Figure 2: Historical interbank rates for the eurozone
Banks in the euro area face more competition making it challenging to maintain a savings margin that is similar to the Polish banks. Eurozone banks face more competition from peers within their own country and from foreign banks that can more easily operate in the single currency area. Those with their own domestic currencies face less displacement risk. Next to that, eurozone backs face more competition from newer Fintech-enabled banks that spy an opportunity to conquer market share by offering higher savings rates. Waiting too long to raise the compensation of depositors could lead to a large exodus of retail clients from traditional institutions.
It is unlikely that the ECB will take a similarly active role to the National Bank of Poland in pressuring banks to increase savings rates. ECB policies must be appropriate for all the 19 nation marketplaces within the eurozone, which generally exhibit less uniformity than the Polish market.
For example, the intervention of the National Bank of Poland resulted from the large portion of variable rate mortgages in Poland, but the eurozone market is much more diversified in this respect . It is therefore not expected that the ECB will start offering retail products to increase savings rates.
Although the ECB is planning to hike its interest rates in common with its Eastern European neighbors, a continuous series of significant rate hikes is less likely because financial markets tend to react stronger to expectations or announcements from the ECB, which necessitates a more graduated approach. The point is illustrated by the significant increase in the spread between Italian and German obligations seen following the recent announcement that the ECB will raise interest rates for the first time in 11 years. The foreshadowed change decreased the value of Italian obligations immediately. Some divergence with the trend observed in Poland is therefore inevitable, but the over-arching pattern of rising global rates is evident and over time this will course feed into savings rates with some local variations.
WHAT CAN WE LEARN FROM SAVINGS MARKETS IN OTHER COUNTRIES?

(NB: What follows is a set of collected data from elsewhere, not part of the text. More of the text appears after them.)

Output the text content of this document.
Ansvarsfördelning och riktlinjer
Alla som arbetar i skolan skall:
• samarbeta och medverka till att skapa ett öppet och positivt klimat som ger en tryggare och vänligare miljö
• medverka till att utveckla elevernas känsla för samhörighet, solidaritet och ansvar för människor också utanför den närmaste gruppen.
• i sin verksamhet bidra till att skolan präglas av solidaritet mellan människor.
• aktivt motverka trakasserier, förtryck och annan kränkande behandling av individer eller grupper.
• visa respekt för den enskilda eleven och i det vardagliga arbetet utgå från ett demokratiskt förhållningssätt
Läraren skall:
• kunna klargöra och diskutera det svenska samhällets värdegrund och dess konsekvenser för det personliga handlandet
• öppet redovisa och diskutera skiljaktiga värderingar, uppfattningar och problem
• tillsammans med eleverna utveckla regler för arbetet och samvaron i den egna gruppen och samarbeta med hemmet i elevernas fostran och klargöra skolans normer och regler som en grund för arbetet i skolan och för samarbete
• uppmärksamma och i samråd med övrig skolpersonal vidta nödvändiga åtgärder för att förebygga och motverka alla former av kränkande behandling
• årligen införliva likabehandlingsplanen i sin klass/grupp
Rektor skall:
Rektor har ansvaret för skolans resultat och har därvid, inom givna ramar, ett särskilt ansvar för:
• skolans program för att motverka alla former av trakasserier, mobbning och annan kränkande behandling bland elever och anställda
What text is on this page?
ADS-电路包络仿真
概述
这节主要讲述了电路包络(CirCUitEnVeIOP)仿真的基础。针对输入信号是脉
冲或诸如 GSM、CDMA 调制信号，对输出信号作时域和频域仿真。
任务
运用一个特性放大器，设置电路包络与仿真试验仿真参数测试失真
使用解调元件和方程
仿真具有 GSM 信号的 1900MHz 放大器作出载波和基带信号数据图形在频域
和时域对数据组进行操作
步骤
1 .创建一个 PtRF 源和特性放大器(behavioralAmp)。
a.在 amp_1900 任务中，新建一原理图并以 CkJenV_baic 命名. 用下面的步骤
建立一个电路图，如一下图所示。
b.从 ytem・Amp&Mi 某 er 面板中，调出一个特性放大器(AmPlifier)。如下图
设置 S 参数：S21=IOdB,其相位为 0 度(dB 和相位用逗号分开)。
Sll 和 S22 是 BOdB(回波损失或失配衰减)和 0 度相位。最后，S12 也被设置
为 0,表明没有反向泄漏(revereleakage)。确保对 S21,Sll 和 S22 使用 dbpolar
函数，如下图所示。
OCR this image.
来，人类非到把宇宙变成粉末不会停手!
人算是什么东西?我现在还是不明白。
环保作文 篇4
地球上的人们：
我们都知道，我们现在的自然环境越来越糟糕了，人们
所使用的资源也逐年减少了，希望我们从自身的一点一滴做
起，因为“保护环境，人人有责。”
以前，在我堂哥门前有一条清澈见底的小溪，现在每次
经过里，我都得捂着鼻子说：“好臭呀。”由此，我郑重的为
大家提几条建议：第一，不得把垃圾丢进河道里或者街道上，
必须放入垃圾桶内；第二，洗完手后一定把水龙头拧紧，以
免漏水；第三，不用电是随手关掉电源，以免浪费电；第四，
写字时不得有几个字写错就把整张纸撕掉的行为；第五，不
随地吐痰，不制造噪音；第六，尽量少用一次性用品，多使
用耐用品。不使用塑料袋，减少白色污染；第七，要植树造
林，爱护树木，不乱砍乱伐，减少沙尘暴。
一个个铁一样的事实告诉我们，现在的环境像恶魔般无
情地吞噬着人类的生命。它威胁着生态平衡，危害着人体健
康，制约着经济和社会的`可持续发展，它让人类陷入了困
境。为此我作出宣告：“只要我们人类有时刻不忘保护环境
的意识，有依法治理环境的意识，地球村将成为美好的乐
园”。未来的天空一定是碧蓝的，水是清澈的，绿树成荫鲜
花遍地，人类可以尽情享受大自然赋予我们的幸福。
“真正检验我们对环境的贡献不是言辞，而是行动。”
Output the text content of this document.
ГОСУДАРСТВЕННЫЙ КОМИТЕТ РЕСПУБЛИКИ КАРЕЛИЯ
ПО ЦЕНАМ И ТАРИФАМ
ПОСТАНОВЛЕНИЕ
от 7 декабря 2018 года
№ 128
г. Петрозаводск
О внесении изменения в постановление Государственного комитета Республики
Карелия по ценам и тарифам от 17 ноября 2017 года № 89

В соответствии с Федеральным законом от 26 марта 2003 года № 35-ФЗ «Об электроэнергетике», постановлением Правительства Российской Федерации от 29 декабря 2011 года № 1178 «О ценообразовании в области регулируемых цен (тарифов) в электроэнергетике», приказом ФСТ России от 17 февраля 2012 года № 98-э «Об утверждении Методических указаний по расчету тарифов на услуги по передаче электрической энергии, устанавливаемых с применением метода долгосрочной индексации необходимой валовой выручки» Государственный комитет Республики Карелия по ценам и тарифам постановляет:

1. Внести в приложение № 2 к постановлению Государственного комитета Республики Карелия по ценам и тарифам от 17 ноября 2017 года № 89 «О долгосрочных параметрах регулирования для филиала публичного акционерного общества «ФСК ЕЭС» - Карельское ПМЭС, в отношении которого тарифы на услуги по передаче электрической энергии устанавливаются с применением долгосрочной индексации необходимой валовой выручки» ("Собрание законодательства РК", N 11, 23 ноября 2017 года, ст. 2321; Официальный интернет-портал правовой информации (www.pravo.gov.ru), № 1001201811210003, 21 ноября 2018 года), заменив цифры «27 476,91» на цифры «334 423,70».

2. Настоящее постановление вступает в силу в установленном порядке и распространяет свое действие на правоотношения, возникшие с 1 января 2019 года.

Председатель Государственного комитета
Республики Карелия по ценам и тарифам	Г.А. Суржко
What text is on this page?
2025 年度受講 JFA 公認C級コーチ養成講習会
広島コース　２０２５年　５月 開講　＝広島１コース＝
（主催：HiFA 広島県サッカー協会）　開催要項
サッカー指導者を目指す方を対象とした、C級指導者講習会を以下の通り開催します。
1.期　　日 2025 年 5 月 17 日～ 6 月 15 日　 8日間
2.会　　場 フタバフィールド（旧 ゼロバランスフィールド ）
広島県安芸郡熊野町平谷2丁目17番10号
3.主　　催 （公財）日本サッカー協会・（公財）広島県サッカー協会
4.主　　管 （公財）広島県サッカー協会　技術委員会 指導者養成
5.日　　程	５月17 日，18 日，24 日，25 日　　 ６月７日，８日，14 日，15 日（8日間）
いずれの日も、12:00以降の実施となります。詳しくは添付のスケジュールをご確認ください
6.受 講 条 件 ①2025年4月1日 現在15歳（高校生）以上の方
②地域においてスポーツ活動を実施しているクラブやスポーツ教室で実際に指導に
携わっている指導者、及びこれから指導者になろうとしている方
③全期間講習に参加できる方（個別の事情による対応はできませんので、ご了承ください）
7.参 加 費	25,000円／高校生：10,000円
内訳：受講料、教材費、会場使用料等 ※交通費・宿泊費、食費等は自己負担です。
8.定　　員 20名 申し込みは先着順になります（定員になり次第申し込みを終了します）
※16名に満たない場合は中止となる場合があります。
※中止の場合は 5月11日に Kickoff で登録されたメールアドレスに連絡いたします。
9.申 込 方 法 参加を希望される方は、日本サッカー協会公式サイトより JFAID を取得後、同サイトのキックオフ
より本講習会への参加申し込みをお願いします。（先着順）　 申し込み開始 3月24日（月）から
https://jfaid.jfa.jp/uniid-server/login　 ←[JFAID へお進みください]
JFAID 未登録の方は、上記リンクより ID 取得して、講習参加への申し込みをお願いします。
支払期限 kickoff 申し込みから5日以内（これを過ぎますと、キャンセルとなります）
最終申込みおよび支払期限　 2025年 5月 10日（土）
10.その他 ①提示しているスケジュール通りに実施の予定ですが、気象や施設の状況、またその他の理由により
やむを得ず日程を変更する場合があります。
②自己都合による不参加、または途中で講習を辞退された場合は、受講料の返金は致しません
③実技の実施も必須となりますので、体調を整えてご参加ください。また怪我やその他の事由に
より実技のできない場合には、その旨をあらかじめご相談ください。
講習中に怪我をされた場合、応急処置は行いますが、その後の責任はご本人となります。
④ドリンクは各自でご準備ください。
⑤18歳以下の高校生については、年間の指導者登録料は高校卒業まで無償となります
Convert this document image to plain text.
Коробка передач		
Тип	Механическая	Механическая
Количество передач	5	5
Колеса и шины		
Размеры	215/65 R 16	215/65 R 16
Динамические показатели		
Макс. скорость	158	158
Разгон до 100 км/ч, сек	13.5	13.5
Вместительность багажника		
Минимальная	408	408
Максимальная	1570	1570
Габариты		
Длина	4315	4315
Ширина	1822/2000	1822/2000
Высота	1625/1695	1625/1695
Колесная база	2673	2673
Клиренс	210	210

Despite the differences between savings markets in Eastern Europe and the eurozone, there are plenty of lessons that we can still learn from the Polish situation. Interest rate hikes in the market will likely predate the increasing of deposit rates, although the lag between the two is likely to vary due to differences in the competitive environment.
In Poland, the savings rates offered by banks are slowly rising after more than six months of high short-term interest rates. This makes it unlikely that we will see large increases in deposit rates in the eurozone before the end of the year if we map that trend across the currency border.
While the approach of the ECB to interest rate hikes is less hawkish compared to the Eastern European central banks, there will still be multiple rate increases over the coming year. In the Polish market, the pressure to increase rates on savings deposits mostly came from a competitive price on fixed term deposits – in this case offered by the central bank itself. Although the ECB is unlikely to adopt such an active approach, the pricing pressure in the eurozone is likely to come from term deposits as well. Once the difference between short term rates, which are typically reflected in fixed term deposits, and rates on savings becomes large enough, banks are likely to increase their compensation on savings – or face a declining customer base.
From the banks point of view, it is critical to accurately capture the pricing dynamic between fixed term deposits and saving rates. This dynamic could be modeled explicitly when forecasting deposit rates to capture the risk in variable rate savings.
One approach is to consider the forward-looking behavior of savings while calibrating the models by formulating specific scenarios and the expected pricing strategy in these scenarios. Lessons from Poland and other parts of Eastern Europe offer an interesting case study to challenge the way the bank approaches increasing interest rates.